UPI’s Energy Editor, Ben Lando, writes on his blog, Iraq Oil Report:
Turkey’s Prime Minister was in Washington, meeting with President Bush while American Kurds protested outside, as the decision on whether to invade Iraq draws near.
Prime Minister Erdogan said he’d wait until after the meeting to make the call on going after the Kurdistan Workers’ Party (PKK), Turkish Kurdish guerillas who want more rights for Turkish Kurds.
“Turkish Kurdish guerillas who want more rights for Turkish Kurds”? Lando and others who cover this story surely must be aware that PKK’s followers refer to this area as northern Kurdistan. Why soft pedal on their objective to conquer this territory and enjoin it with northern Iraq, or as they refer to it, southern Kurdistan?

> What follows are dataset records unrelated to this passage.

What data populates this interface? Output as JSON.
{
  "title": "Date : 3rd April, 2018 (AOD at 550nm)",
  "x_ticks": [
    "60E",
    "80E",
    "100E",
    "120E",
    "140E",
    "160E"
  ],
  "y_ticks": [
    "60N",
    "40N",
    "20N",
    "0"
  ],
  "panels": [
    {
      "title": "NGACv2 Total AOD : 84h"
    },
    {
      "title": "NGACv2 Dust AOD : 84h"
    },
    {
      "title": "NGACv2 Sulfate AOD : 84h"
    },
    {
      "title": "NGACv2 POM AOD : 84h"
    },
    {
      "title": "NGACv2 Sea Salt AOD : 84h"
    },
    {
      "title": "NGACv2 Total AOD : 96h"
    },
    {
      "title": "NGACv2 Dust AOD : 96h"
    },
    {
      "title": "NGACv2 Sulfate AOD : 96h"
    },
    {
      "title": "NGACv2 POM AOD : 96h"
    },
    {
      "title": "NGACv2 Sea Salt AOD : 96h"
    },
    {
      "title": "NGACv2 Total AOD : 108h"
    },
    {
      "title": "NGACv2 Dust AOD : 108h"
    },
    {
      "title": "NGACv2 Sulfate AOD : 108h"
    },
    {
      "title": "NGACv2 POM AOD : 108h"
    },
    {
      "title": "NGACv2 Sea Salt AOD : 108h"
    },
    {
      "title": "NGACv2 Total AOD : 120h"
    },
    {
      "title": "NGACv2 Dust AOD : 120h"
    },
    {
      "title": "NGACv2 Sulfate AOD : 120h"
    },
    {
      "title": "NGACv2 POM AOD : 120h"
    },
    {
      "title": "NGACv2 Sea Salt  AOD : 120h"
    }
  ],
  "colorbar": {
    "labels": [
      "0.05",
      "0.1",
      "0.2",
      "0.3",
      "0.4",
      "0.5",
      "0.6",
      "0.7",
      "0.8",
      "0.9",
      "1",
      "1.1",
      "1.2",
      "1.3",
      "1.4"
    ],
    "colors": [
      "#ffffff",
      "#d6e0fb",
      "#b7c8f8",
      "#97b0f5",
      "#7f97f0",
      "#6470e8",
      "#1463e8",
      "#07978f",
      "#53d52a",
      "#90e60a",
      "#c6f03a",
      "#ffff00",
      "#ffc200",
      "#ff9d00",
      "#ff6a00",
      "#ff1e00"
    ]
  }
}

Lando also links to this report:
Iraqi officials have pledged to crack down on PKK activities and U.S. officials have launched a diplomatic offensive to persuade Turkish officials not to invade. On Sunday, U.S. officials served as the go-between in the release of eight Turkish soldiers who’d been captured by the PKK and on Monday, President Bush will meet in Washington with Turkish Prime Minister Recep Tayyip Erdogan in what may be the last best hope of heading off Turkish military action.
But Turkish officials have expressed skepticism that the U.S. and Iraq are sincere in their pledges to disband the PKK or its sister organization, PEJAK, which launches attacks inside Iran. The PKK sentry said there’s no difference between his group and PEJAK, the initials for Party for a Free Life in Kurdistan.

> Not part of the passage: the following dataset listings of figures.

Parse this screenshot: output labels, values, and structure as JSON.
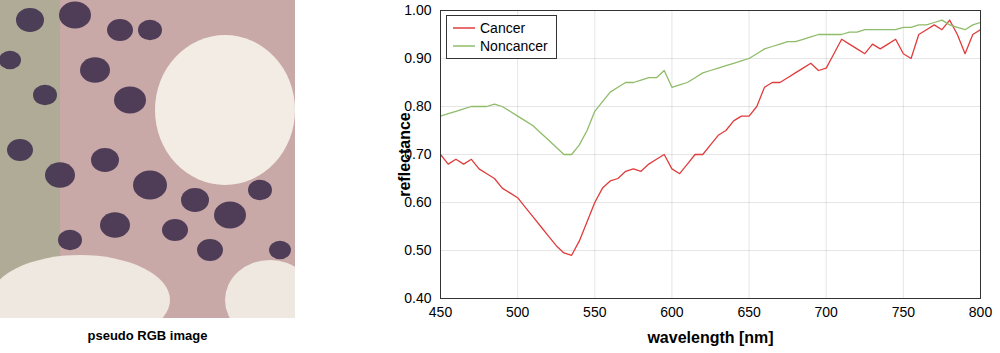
{
  "chart_data": {
    "type": "line",
    "x_label": "wavelength [nm]",
    "y_label": "reflectance",
    "xlim": [
      450,
      800
    ],
    "ylim": [
      0.4,
      1
    ],
    "xticks": [
      450,
      500,
      550,
      600,
      650,
      700,
      750,
      800
    ],
    "yticks": [
      0.4,
      0.5,
      0.6,
      0.7,
      0.8,
      0.9,
      1
    ],
    "grid": true,
    "legend": "upper left",
    "x": [
      450,
      455,
      460,
      465,
      470,
      475,
      480,
      485,
      490,
      495,
      500,
      505,
      510,
      515,
      520,
      525,
      530,
      535,
      540,
      545,
      550,
      555,
      560,
      565,
      570,
      575,
      580,
      585,
      590,
      595,
      600,
      605,
      610,
      615,
      620,
      625,
      630,
      635,
      640,
      645,
      650,
      655,
      660,
      665,
      670,
      675,
      680,
      685,
      690,
      695,
      700,
      705,
      710,
      715,
      720,
      725,
      730,
      735,
      740,
      745,
      750,
      755,
      760,
      765,
      770,
      775,
      780,
      785,
      790,
      795,
      800
    ],
    "series": [
      {
        "name": "Cancer",
        "color": "#e03c3c",
        "values": [
          0.7,
          0.68,
          0.69,
          0.68,
          0.69,
          0.67,
          0.66,
          0.65,
          0.63,
          0.62,
          0.61,
          0.59,
          0.57,
          0.55,
          0.53,
          0.51,
          0.495,
          0.49,
          0.52,
          0.56,
          0.6,
          0.63,
          0.645,
          0.65,
          0.665,
          0.67,
          0.665,
          0.68,
          0.69,
          0.7,
          0.67,
          0.66,
          0.68,
          0.7,
          0.7,
          0.72,
          0.74,
          0.75,
          0.77,
          0.78,
          0.78,
          0.8,
          0.84,
          0.85,
          0.85,
          0.86,
          0.87,
          0.88,
          0.89,
          0.875,
          0.88,
          0.91,
          0.94,
          0.93,
          0.92,
          0.91,
          0.93,
          0.92,
          0.93,
          0.94,
          0.91,
          0.9,
          0.95,
          0.96,
          0.97,
          0.96,
          0.98,
          0.95,
          0.91,
          0.95,
          0.96
        ]
      },
      {
        "name": "Noncancer",
        "color": "#8fbc6a",
        "values": [
          0.78,
          0.785,
          0.79,
          0.795,
          0.8,
          0.8,
          0.8,
          0.805,
          0.8,
          0.79,
          0.78,
          0.77,
          0.76,
          0.745,
          0.73,
          0.715,
          0.7,
          0.7,
          0.72,
          0.75,
          0.79,
          0.81,
          0.83,
          0.84,
          0.85,
          0.85,
          0.855,
          0.86,
          0.86,
          0.875,
          0.84,
          0.845,
          0.85,
          0.86,
          0.87,
          0.875,
          0.88,
          0.885,
          0.89,
          0.895,
          0.9,
          0.91,
          0.92,
          0.925,
          0.93,
          0.935,
          0.935,
          0.94,
          0.945,
          0.95,
          0.95,
          0.95,
          0.95,
          0.955,
          0.955,
          0.96,
          0.96,
          0.96,
          0.96,
          0.96,
          0.965,
          0.965,
          0.97,
          0.97,
          0.975,
          0.98,
          0.97,
          0.965,
          0.96,
          0.97,
          0.975
        ]
      }
    ]
  },
  "image_caption": "pseudo RGB image"
}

“We are the same. We are fighting for the same purpose,” said the sentry here. Ordinarily, he said, PEJAK mans this location. The man refused to give his name and wouldn’t permit photographs.

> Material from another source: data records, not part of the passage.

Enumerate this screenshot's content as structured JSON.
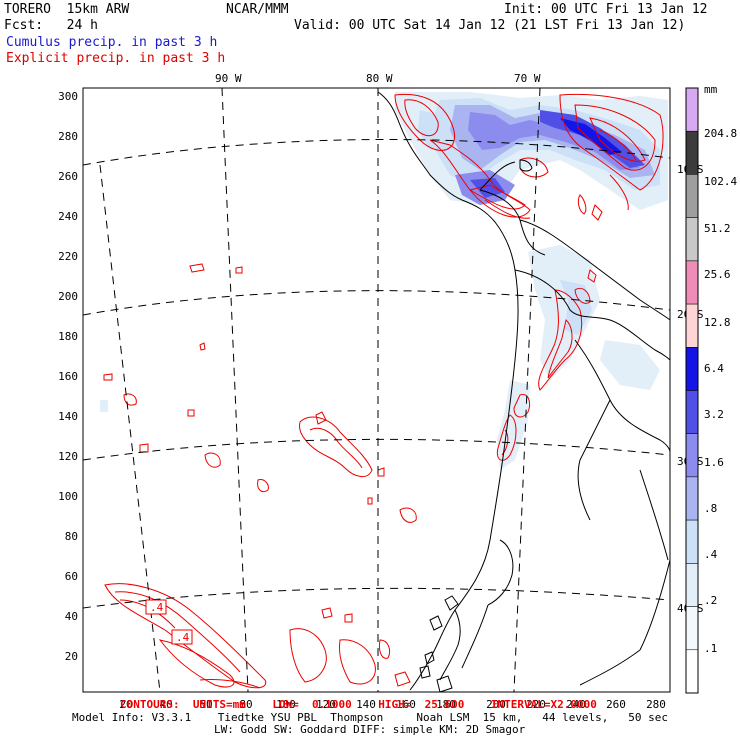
{
  "header": {
    "model": "TORERO  15km ARW",
    "org": "NCAR/MMM",
    "init": "Init: 00 UTC Fri 13 Jan 12",
    "fcst": "Fcst:   24 h",
    "valid": "Valid: 00 UTC Sat 14 Jan 12 (21 LST Fri 13 Jan 12)",
    "field1": "Cumulus precip. in past 3 h",
    "field2": "Explicit precip. in past 3 h",
    "field1_color": "#1a1acc",
    "field2_color": "#dd0000"
  },
  "map": {
    "lon_labels": [
      "90 W",
      "80 W",
      "70 W"
    ],
    "lat_labels": [
      "10 S",
      "20 S",
      "30 S",
      "40 S"
    ],
    "y_ticks": [
      "300",
      "280",
      "260",
      "240",
      "220",
      "200",
      "180",
      "160",
      "140",
      "120",
      "100",
      "80",
      "60",
      "40",
      "20"
    ],
    "x_ticks": [
      "20",
      "40",
      "60",
      "80",
      "100",
      "120",
      "140",
      "160",
      "180",
      "200",
      "220",
      "240",
      "260",
      "280"
    ],
    "box_labels": [
      ".4",
      ".4"
    ]
  },
  "colorbar": {
    "unit": "mm",
    "labels": [
      "204.8",
      "102.4",
      "51.2",
      "25.6",
      "12.8",
      "6.4",
      "3.2",
      "1.6",
      ".8",
      ".4",
      ".2",
      ".1"
    ],
    "colors": [
      "#d7a9f0",
      "#3c3c3c",
      "#9e9e9e",
      "#c8c8c8",
      "#f08cb8",
      "#ffd4d4",
      "#1414e6",
      "#5050e6",
      "#8c8cee",
      "#aab4f0",
      "#cce0f8",
      "#e2eef8",
      "#f2f8fc",
      "#ffffff"
    ]
  },
  "footer": {
    "contours": "CONTOURS:  UNITS=mm    LOW=  0.1000    HIGH=  25.600    INTERVAL=X2.0000",
    "info1": "Model Info: V3.3.1    Tiedtke YSU PBL  Thompson     Noah LSM  15 km,   44 levels,   50 sec",
    "info2": "LW: Godd SW: Goddard DIFF: simple KM: 2D Smagor"
  }
}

Days of traveling throughout northern Iraq show that the PKK can count on widespread support from local residents, despite recent official statements from the region’s two dominant political parties that “we do not support the PKK, or allow any assistance to be provided to them.”
By most accounts, the guerrillas of the PKK and PEJAK are allowed to roam freely in Iraq’s Kandil Mountains, a seemingly impenetrable terrain of jagged spires that is believed to be a safe haven and training ground for thousands of Kurdish fighters. Neither the peshmerga nor Iraq’s national military have moved to root out the guerrillas. The United States has expressed no willingness to do so either.
Expressions of sympathy are frequent. Few here see the PKK as a terrorist group.
“There is nothing more important than realizing a dream of a united Kurdistan,” said Kader Hama Amin, a peshmerga fighter whose home overlooks the trail in Qaladiza as it disappears into Iran. “It’s the right of any people to have their own homeland.”